Isso não torna a utilização automaticamente falsa. Sempre pedimos ajuda para dizer o que sentimos. Compramos cartões com frases feitas, citamos poemas, mostramos uma mensagem a um amigo antes de a enviar e apagamos a mesma linha várias vezes. A inteligência artificial pode ajudar quem bloqueia diante da página em branco, organizar pensamentos ou melhorar uma frase. **O problema não é receber ajuda. É entregar a outra entidade precisamente a parte que deveria demonstrar cuidado.**

Uma [investigação da Universidade de Kent](https://www.kent.ac.uk/news/cyber-security-digital-technology-and-communication/37611/using-ai-for-love-letters-can-backfire-new-study-finds), realizada em seis estudos com quase quatro mil participantes, mostrou que o uso de IA em tarefas pessoais pode fazer com que o autor seja visto como menos cuidadoso, autêntico e digno de confiança, mesmo quando o texto é bom e a utilização da ferramenta é assumida. A rejeição não nasce apenas das palavras. Nasce da suspeita de que alguém poupou esforço exatamente no lugar em que o esforço fazia parte da mensagem.

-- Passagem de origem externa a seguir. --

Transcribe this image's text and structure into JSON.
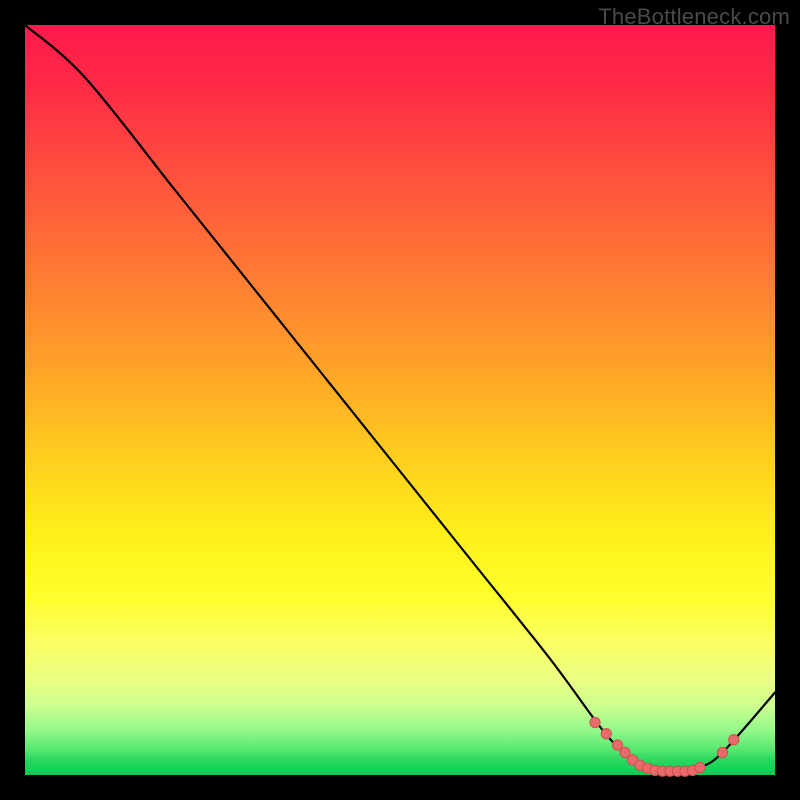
{
  "watermark": "TheBottleneck.com",
  "colors": {
    "background": "#000000",
    "line": "#000000",
    "marker_fill": "#e96a6a",
    "marker_stroke": "#cc4b4b",
    "gradient_top": "#ff1a4d",
    "gradient_bottom": "#0acc55"
  },
  "chart_data": {
    "type": "line",
    "title": "",
    "xlabel": "",
    "ylabel": "",
    "xlim": [
      0,
      100
    ],
    "ylim": [
      0,
      100
    ],
    "x": [
      0,
      8,
      20,
      30,
      40,
      50,
      60,
      70,
      77,
      80,
      83,
      85,
      88,
      90,
      93,
      100
    ],
    "y": [
      100,
      93,
      78,
      65.5,
      53,
      40.5,
      28,
      15.5,
      6,
      3,
      1,
      0.5,
      0.5,
      1,
      3,
      11
    ],
    "markers": {
      "x": [
        76,
        77.5,
        79,
        80,
        81,
        82,
        83,
        84,
        85,
        86,
        87,
        88,
        89,
        90,
        93,
        94.5
      ],
      "y": [
        7,
        5.5,
        4,
        3,
        2,
        1.3,
        0.9,
        0.6,
        0.5,
        0.5,
        0.5,
        0.5,
        0.6,
        1,
        3,
        4.7
      ]
    }
  }
}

> Uma mensagem íntima não vale apenas pelo que diz. Vale pelo facto de alguém ter parado para a escrever.
>
> — Wanzeller

## Quando a máquina passa a representar a pessoa

O problema começa quando a ferramenta deixa de ajudar uma pessoa a exprimir-se e passa a representá-la emocionalmente. Basta pedir: “escreve um pedido de desculpa sincero”. Em segundos, surgem responsabilidade, empatia, arrependimento e promessas de mudança. A linguagem reconhece o erro antes de quem errou.

Uma declaração pode soar vulnerável sem que ninguém se tenha arriscado. Uma mensagem de luto pode parecer pessoal sem conter uma única lembrança. **A máquina produz a forma da emoção; o remetente limita-se a assinar.**

## A dificuldade também comunica

Considero esta automatização mais delicada do que a geração de relatórios ou apresentações. Nas relações humanas, a dificuldade também comunica. Uma pausa num áudio, uma frase reescrita, uma palavra simples ou uma mensagem que chega um pouco imperfeita podem demonstrar que alguém realmente esteve ali.

Ninguém guarda um bilhete antigo porque a caligrafia era eficiente. Guarda-o porque reconhece naquela imperfeição a pessoa que o escreveu. Ao remover todas as arestas, a tecnologia pode apagar precisamente os sinais que tornavam a mensagem humana.

## A IA pode ajudar sem substituir

Não defendo que a inteligência artificial fique fora das conversas pessoais. Pode corrigir, traduzir, organizar e ajudar alguém a encontrar uma forma melhor de exprimir aquilo que já sente.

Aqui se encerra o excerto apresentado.